With live donors it can take three to six months for the whole process in the private sector, says Dr Miller. ‘If you don’t have a live donor you have to go onto a waiting list to receive a kidney from a brain-dead donor who has no known chronic kidney diseases. On average the waiting time is three to five years.’

Patients who have been on the list for a short period of time go at the bottom and those patients who have been waiting the longest go on top. The list is normally generated by a tissue-typing laboratory, which helps to ensure your body will not reject the donated kidney.
A kidney transplant cannot be transferred from one person to another at random. Potential donors and recipients need to be matched according to blood grouping and specific HLA-agents. If two humans share the same Human Leukocyte Antigens (HLA), their tissues are immunologically compatible and they are said to be a match.

Live donors and deceased donors
In the case of a deceased donor the donor is taken to an operating table where the kidneys and often some of the other organs are removed. The kidneys are placed on ice in sterile bags and can be preserved for up to 24 hours. Each of the two kidneys from one donor will be implanted into separate recipients.

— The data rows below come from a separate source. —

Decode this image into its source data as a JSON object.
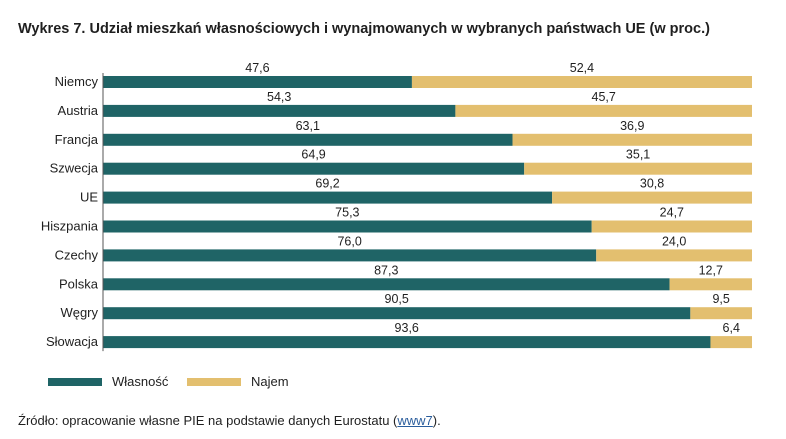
{
  "title": "Wykres 7.  Udział mieszkań własnościowych i wynajmowanych w wybranych państwach UE (w proc.)",
  "chart_data": {
    "type": "bar",
    "orientation": "horizontal",
    "stacked": true,
    "categories": [
      "Niemcy",
      "Austria",
      "Francja",
      "Szwecja",
      "UE",
      "Hiszpania",
      "Czechy",
      "Polska",
      "Węgry",
      "Słowacja"
    ],
    "series": [
      {
        "name": "Własność",
        "color": "#1f6466",
        "values": [
          47.6,
          54.3,
          63.1,
          64.9,
          69.2,
          75.3,
          76.0,
          87.3,
          90.5,
          93.6
        ],
        "labels": [
          "47,6",
          "54,3",
          "63,1",
          "64,9",
          "69,2",
          "75,3",
          "76,0",
          "87,3",
          "90,5",
          "93,6"
        ]
      },
      {
        "name": "Najem",
        "color": "#e3bf6f",
        "values": [
          52.4,
          45.7,
          36.9,
          35.1,
          30.8,
          24.7,
          24.0,
          12.7,
          9.5,
          6.4
        ],
        "labels": [
          "52,4",
          "45,7",
          "36,9",
          "35,1",
          "30,8",
          "24,7",
          "24,0",
          "12,7",
          "9,5",
          "6,4"
        ]
      }
    ],
    "xlim": [
      0,
      100
    ],
    "grid": false,
    "legend_position": "bottom-left"
  },
  "source": {
    "text": "Źródło: opracowanie własne PIE na podstawie danych Eurostatu (",
    "link": "www7",
    "end": ")."
  }
}
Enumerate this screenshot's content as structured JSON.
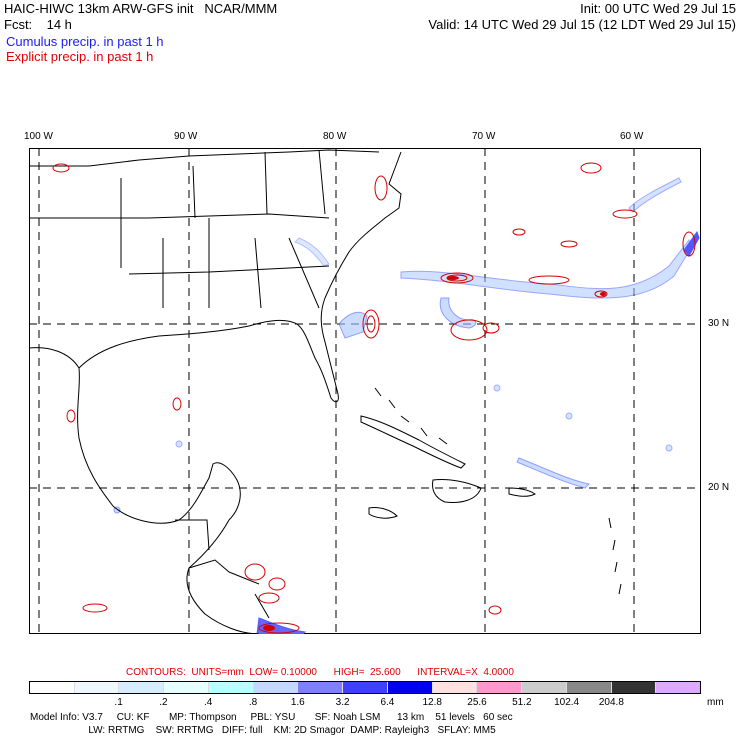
{
  "header": {
    "model_title": "HAIC-HIWC 13km ARW-GFS init   NCAR/MMM",
    "init_time": "Init: 00 UTC Wed 29 Jul 15",
    "forecast": "Fcst:    14 h",
    "valid_time": "Valid: 14 UTC Wed 29 Jul 15 (12 LDT Wed 29 Jul 15)",
    "cumulus_label": "Cumulus precip. in past 1 h",
    "explicit_label": "Explicit precip. in past 1 h"
  },
  "map": {
    "lon_labels": [
      "100 W",
      "90 W",
      "80 W",
      "70 W",
      "60 W"
    ],
    "lat_labels": [
      "30 N",
      "20 N"
    ],
    "colors": {
      "coast": "#000000",
      "grid": "#000000",
      "explicit": "#d40000",
      "cumulus": "#3355ff"
    }
  },
  "contours": {
    "line": "CONTOURS:  UNITS=mm  LOW= 0.10000      HIGH=  25.600      INTERVAL=X  4.0000"
  },
  "colorbar": {
    "colors": [
      "#ffffff",
      "#f0f8ff",
      "#d8ecff",
      "#e6ffff",
      "#b8ffff",
      "#c4d8ff",
      "#8080ff",
      "#4040ff",
      "#0000ee",
      "#ffe0e0",
      "#ff99cc",
      "#cccccc",
      "#888888",
      "#333333",
      "#ddaaff"
    ],
    "labels": [
      ".1",
      ".2",
      ".4",
      ".8",
      "1.6",
      "3.2",
      "6.4",
      "12.8",
      "25.6",
      "51.2",
      "102.4",
      "204.8"
    ],
    "unit": "mm"
  },
  "model_info": {
    "line1": "Model Info: V3.7     CU: KF       MP: Thompson     PBL: YSU       SF: Noah LSM      13 km    51 levels   60 sec",
    "line2": "                     LW: RRTMG    SW: RRTMG   DIFF: full    KM: 2D Smagor  DAMP: Rayleigh3   SFLAY: MM5"
  }
}
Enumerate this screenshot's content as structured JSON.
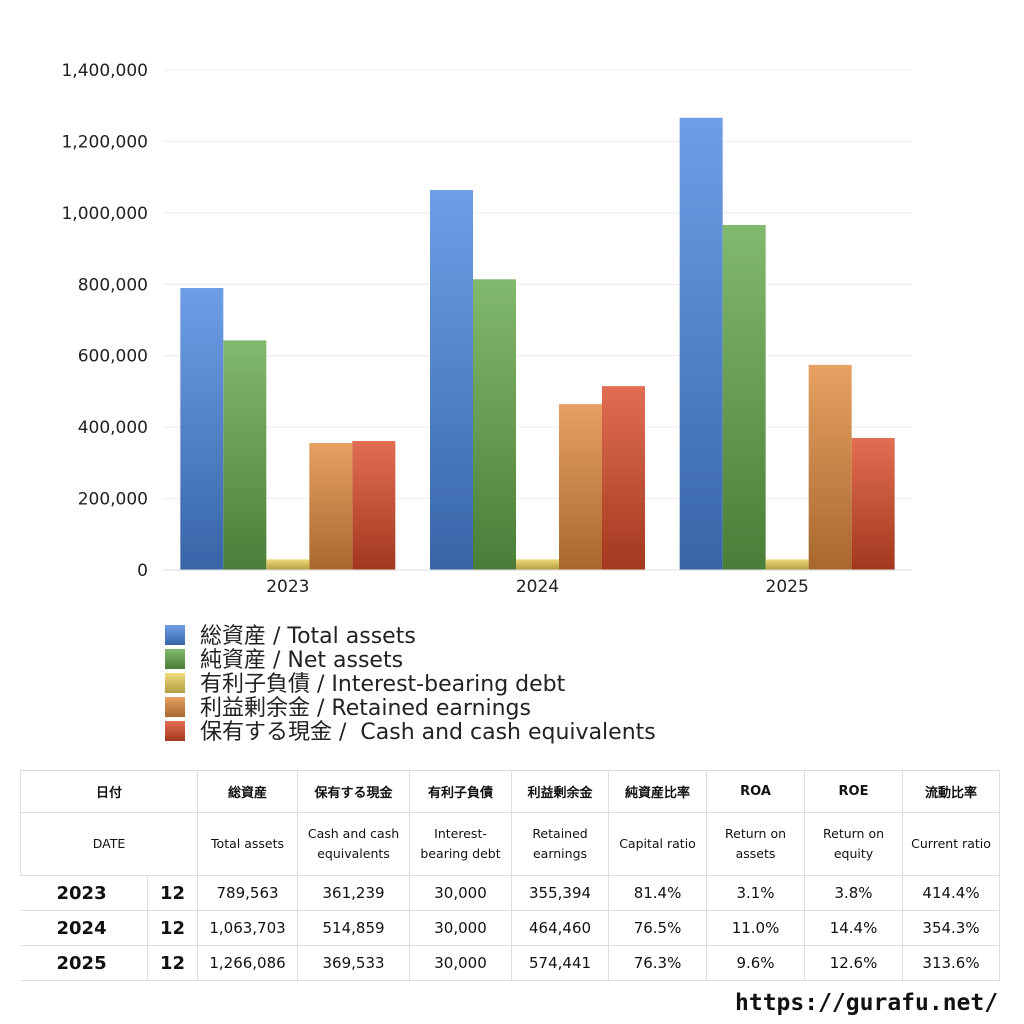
{
  "chart_data": {
    "type": "bar",
    "categories": [
      "2023",
      "2024",
      "2025"
    ],
    "series": [
      {
        "name": "総資産 / Total assets",
        "color": "#4a86e0",
        "values": [
          789563,
          1063703,
          1266086
        ]
      },
      {
        "name": "純資産 / Net assets",
        "color": "#62a84a",
        "values": [
          643000,
          814000,
          966000
        ]
      },
      {
        "name": "有利子負債 / Interest-bearing debt",
        "color": "#ecd25a",
        "values": [
          30000,
          30000,
          30000
        ]
      },
      {
        "name": "利益剰余金 / Retained earnings",
        "color": "#e08a3c",
        "values": [
          355394,
          464460,
          574441
        ]
      },
      {
        "name": "保有する現金 /  Cash and cash equivalents",
        "color": "#d94a28",
        "values": [
          361239,
          514859,
          369533
        ]
      }
    ],
    "ylim": [
      0,
      1400000
    ],
    "yticks": [
      0,
      {
        "value": 200000,
        "label": "200,000"
      },
      {
        "value": 400000,
        "label": "400,000"
      },
      {
        "value": 600000,
        "label": "600,000"
      },
      {
        "value": 800000,
        "label": "800,000"
      },
      {
        "value": 1000000,
        "label": "1,000,000"
      },
      {
        "value": 1200000,
        "label": "1,200,000"
      },
      {
        "value": 1400000,
        "label": "1,400,000"
      }
    ],
    "grid": true
  },
  "table": {
    "header_row1": [
      "日付",
      "総資産",
      "保有する現金",
      "有利子負債",
      "利益剰余金",
      "純資産比率",
      "ROA",
      "ROE",
      "流動比率"
    ],
    "header_row2": [
      "DATE",
      "Total assets",
      "Cash and cash equivalents",
      "Interest-bearing debt",
      "Retained earnings",
      "Capital ratio",
      "Return on assets",
      "Return on equity",
      "Current ratio"
    ],
    "rows": [
      [
        "2023",
        "12",
        "789,563",
        "361,239",
        "30,000",
        "355,394",
        "81.4%",
        "3.1%",
        "3.8%",
        "414.4%"
      ],
      [
        "2024",
        "12",
        "1,063,703",
        "514,859",
        "30,000",
        "464,460",
        "76.5%",
        "11.0%",
        "14.4%",
        "354.3%"
      ],
      [
        "2025",
        "12",
        "1,266,086",
        "369,533",
        "30,000",
        "574,441",
        "76.3%",
        "9.6%",
        "12.6%",
        "313.6%"
      ]
    ]
  },
  "footer": "https://gurafu.net/"
}
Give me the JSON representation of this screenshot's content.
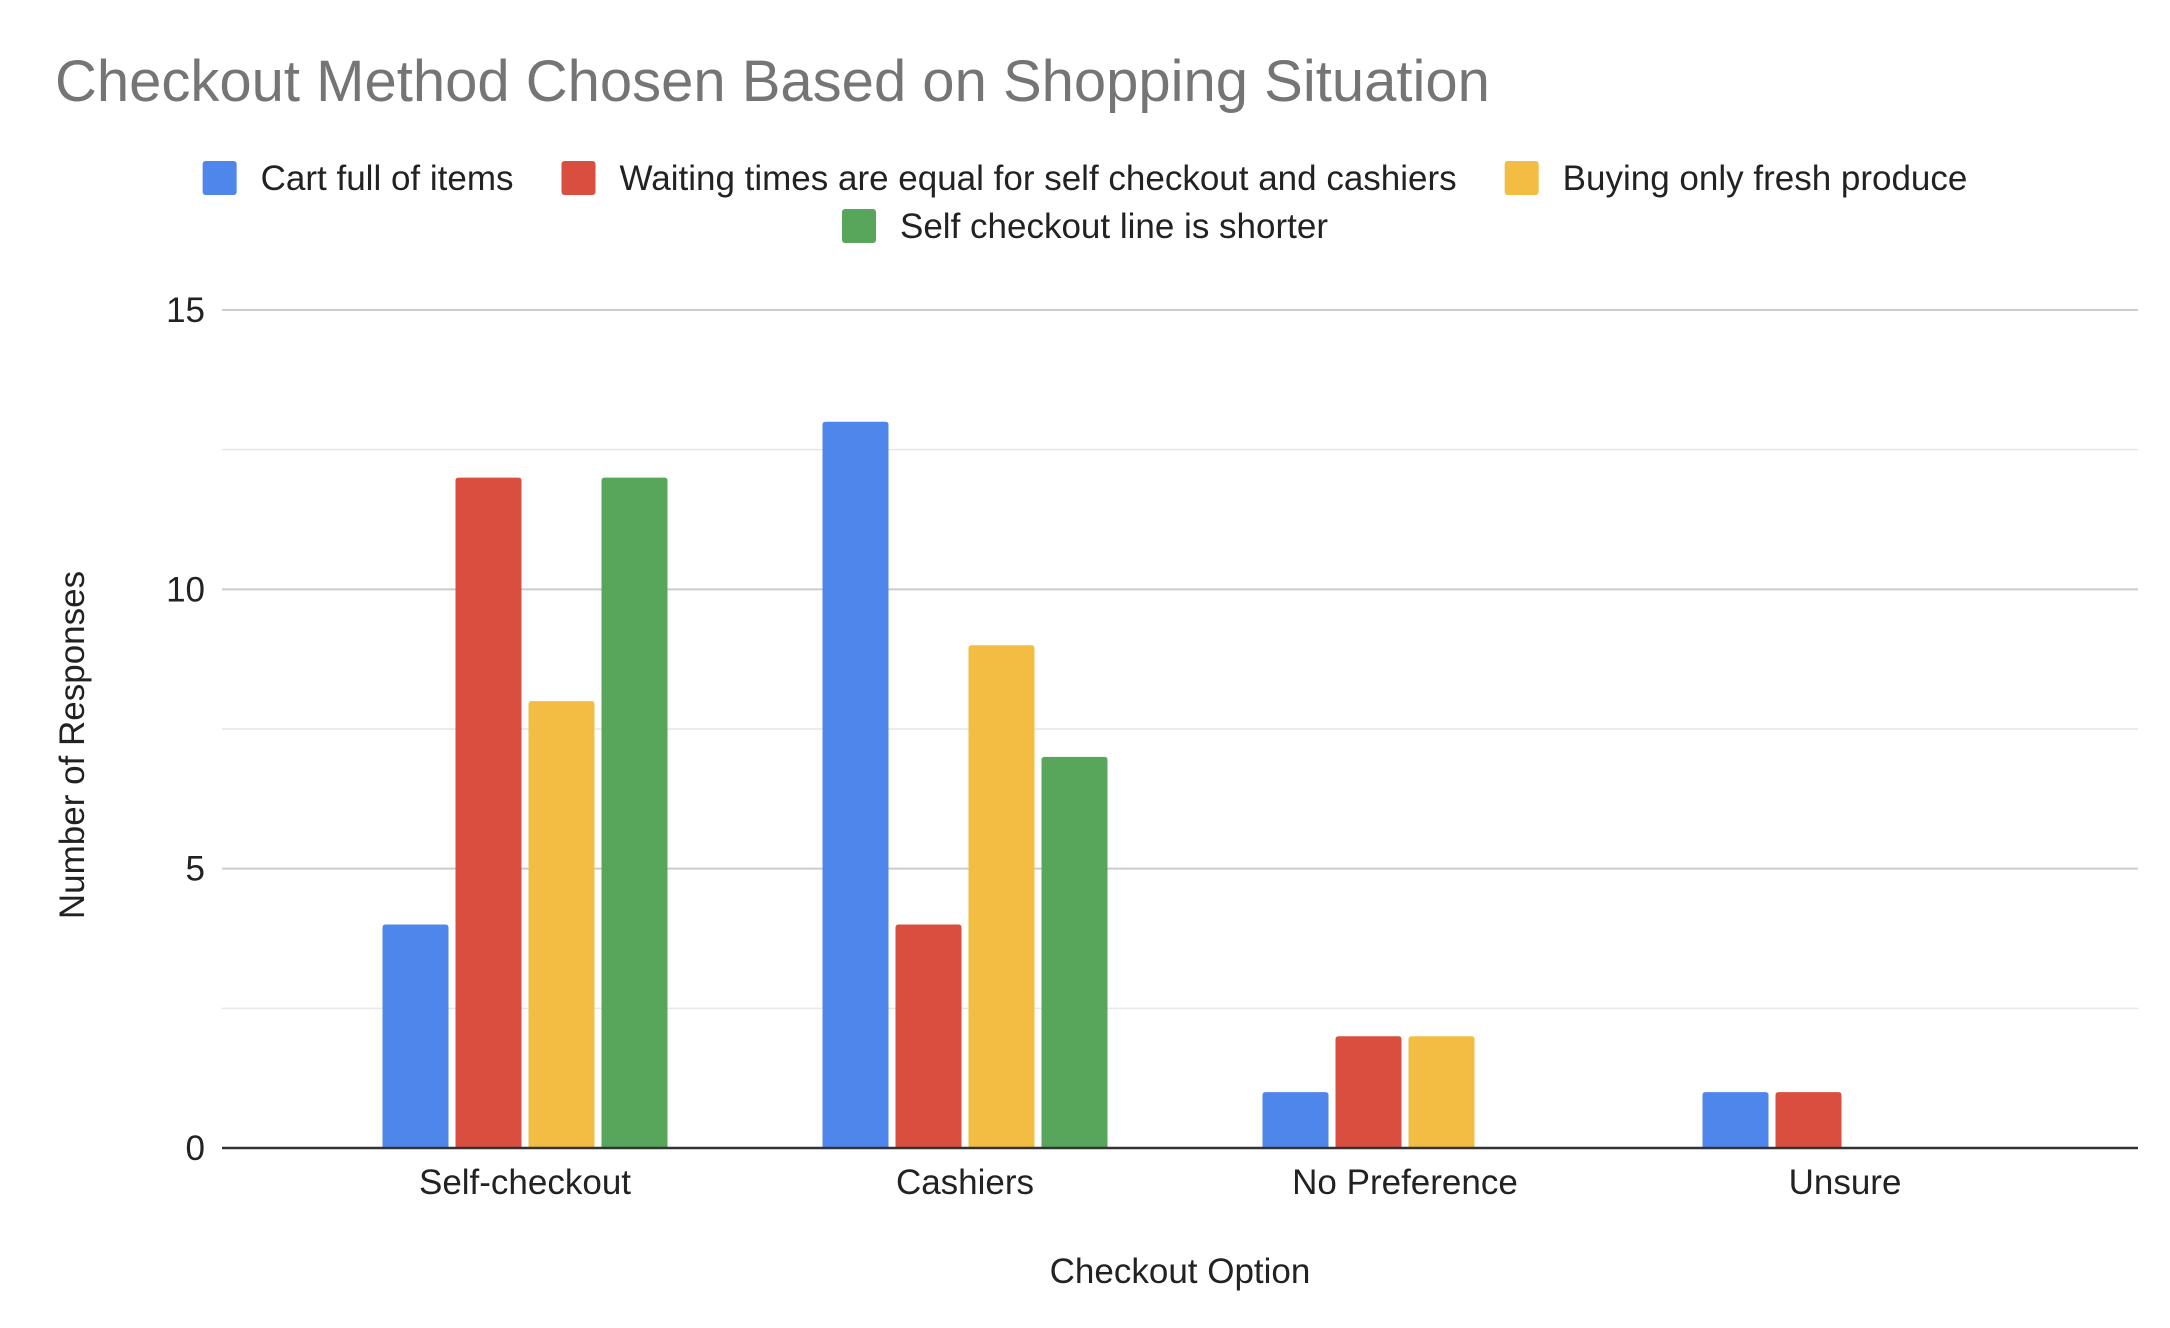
{
  "chart_data": {
    "type": "bar",
    "title": "Checkout Method Chosen Based on Shopping Situation",
    "xlabel": "Checkout Option",
    "ylabel": "Number of Responses",
    "categories": [
      "Self-checkout",
      "Cashiers",
      "No Preference",
      "Unsure"
    ],
    "series": [
      {
        "name": "Cart full of items",
        "color": "#4F86EC",
        "values": [
          4,
          13,
          1,
          1
        ]
      },
      {
        "name": "Waiting times are equal for self checkout and cashiers",
        "color": "#DA4E3F",
        "values": [
          12,
          4,
          2,
          1
        ]
      },
      {
        "name": "Buying only fresh produce",
        "color": "#F2BD42",
        "values": [
          8,
          9,
          2,
          0
        ]
      },
      {
        "name": "Self checkout line is shorter",
        "color": "#58A65C",
        "values": [
          12,
          7,
          0,
          0
        ]
      }
    ],
    "ylim": [
      0,
      15
    ],
    "yticks": [
      0,
      5,
      10,
      15
    ],
    "grid": true,
    "minor_gridlines": true,
    "legend_position": "top"
  }
}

In the case of a living donor, the donor should be a healthy person with no high blood pressure, heart disease, diabetes or kidney disease. ‘If you’re fit and healthy and you remove one kidney, the likelihood of you developing problems in the long run is very small,’ says Dr Miller. ‘This is based on many studies which include people who have lost kidneys for traumatic reasons such as a car accident or even being shot in the kidney.’

What happens during the transplant?
During a living donor transplantation the two patients are operated on in adjacent operating theatres. Once one kidney has been removed from the donor it is implanted into the recipient straightaway.

At certain hospitals in South Africa donors now have laparoscopic nephrectomies, where the kidney is removed via keyhole surgery. The new kidney is implanted into the recipient’s pelvis near the bladder – and contrary to popular belief the recipient’s own kidneys are left in place. Normally the procedure will take two to three hours, and afterwards both patients need to spend about three days in the critical care unit. The donor can usually go home on the third or the fourth day, while the patient can go home by day eight, nine or ten.

According to the National Kidney Foundation of South Africa, more than 90% of transplanted kidneys will still be working one year after the operation. However, it’s not a quick fix. A new kidney requires the utmost care, including taking daily anti-rejection medication.

The information provided in this article was correct at the time of publishing. At Mediclinic we endeavour to provide our patients and readers with accurate and reliable information, which is why we continually review and update our content. However, due to the dynamic nature of clinical information and medicine, some information may from time to time become outdated prior to revision.